Jennifer Egan’s “Ask Me I Care” (TNY, Mar. 8, 2010) is told by a high school girl who joins a hard rock music scene in 1979. Her name is Rhea, her best friend is Jocelyn, they have a rich acquaintance called Alice, and they all gravitate around a couple of men who backbone a rock band called the Flaming Dildos: the “magnetic” Scotty, who loves bearing his chest, and the “electric” Bennie Salazar, who sports a Mohawk. I went through the names because the story revolves around a domino sequence of crushes: Rhea is infatuated with Bennie, Bennie with Alice, Alice with Scotty, and Scotty with Jocelyn. Jocelyn breaks the loop, because she goes for a sleazy record producer called Lou, who is much older than Jocelyn and abundantly progenied.

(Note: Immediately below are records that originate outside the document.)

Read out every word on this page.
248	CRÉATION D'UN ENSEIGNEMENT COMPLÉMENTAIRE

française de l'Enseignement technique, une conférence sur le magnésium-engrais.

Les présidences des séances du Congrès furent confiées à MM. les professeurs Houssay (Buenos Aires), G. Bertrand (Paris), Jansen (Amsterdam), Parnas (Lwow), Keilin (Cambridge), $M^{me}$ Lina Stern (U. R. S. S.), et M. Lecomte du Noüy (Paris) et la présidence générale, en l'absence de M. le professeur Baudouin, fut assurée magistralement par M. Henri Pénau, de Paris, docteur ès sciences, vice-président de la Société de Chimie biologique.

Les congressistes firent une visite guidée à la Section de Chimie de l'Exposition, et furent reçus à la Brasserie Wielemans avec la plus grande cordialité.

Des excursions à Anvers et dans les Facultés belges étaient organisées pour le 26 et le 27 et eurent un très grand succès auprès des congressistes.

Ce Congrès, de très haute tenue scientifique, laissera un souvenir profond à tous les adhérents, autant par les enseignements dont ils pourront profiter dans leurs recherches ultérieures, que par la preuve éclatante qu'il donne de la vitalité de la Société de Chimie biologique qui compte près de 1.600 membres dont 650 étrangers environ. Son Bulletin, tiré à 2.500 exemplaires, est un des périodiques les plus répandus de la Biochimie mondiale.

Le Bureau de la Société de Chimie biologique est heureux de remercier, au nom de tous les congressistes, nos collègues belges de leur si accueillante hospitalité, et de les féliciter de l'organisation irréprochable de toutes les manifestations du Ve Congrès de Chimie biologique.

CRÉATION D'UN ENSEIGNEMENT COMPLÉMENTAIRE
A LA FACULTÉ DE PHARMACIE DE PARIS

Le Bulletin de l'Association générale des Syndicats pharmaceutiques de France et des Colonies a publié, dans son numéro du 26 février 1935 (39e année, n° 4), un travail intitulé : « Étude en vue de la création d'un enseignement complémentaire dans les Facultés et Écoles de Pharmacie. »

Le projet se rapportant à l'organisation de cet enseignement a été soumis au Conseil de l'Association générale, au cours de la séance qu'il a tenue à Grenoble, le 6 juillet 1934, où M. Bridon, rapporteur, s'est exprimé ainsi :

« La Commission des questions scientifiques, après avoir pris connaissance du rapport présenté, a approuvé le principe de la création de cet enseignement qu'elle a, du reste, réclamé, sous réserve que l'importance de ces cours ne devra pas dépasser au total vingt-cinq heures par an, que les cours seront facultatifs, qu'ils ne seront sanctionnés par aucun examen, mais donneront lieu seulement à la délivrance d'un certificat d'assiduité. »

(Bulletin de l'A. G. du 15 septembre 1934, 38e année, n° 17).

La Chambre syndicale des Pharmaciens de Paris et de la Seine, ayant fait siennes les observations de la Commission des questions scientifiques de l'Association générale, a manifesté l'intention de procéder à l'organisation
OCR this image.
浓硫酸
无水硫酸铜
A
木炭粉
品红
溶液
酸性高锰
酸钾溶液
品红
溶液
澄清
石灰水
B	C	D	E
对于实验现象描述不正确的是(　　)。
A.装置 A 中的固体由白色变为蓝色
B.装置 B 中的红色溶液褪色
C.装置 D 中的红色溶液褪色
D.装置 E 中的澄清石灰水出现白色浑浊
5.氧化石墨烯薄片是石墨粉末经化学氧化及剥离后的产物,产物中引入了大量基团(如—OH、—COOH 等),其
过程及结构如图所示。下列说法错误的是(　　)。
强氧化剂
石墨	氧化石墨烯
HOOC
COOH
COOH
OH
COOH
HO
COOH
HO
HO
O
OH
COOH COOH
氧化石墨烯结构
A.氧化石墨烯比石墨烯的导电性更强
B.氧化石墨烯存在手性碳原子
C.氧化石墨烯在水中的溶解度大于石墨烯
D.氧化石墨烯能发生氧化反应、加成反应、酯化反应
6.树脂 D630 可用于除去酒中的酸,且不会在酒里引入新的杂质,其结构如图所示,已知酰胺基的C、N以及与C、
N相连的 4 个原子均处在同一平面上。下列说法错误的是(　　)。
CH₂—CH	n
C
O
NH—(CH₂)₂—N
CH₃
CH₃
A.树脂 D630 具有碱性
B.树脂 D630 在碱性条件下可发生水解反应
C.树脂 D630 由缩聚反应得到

The sequence comes crashing down one night when the Flaming Dildos gets a chance to perform at an important club called the Mab (“where all the punk bands play”). Jocelyn makes out with the record producer in public, and so Scotty “now understands for real that Jocelyn has a boyfriend and that it isn’t him and never will be.” So he settles for Alice, who is delighted, and Bennie drifts away from everyone else. That leaves Rhea disappointed, and Alice ecstatic. Jocelyn later runs away from home chasing after Lou.

The story threads end up frayed, but we get a sense that Rhea has become more focused. Lou, of all people, gives her sound advice: she was always depressed by her freckles, but he tells her, “People will try to change you, Rhea […]. Don’t let ’em. […] You’re beautiful. Stay like this.” The story closes at Alice’s house, where Rhea sees what the world looks like during the day: Alice’s little sisters, whom they had always seen asleep, are awake and playing tetherball while wearing green uniforms that Rhea and her friends had merely talked about. It seems Rhea is seeing things more clearly now.

Well, that took a while. The story is not thrilling, but, as you can tell, it took tweezers to reconstruct it for a plot summary. There are good dialogues, and the fringe world the characters inhabit is convincingly portrayed. The point of view of a teenager works too. Not anthology material, but not bad.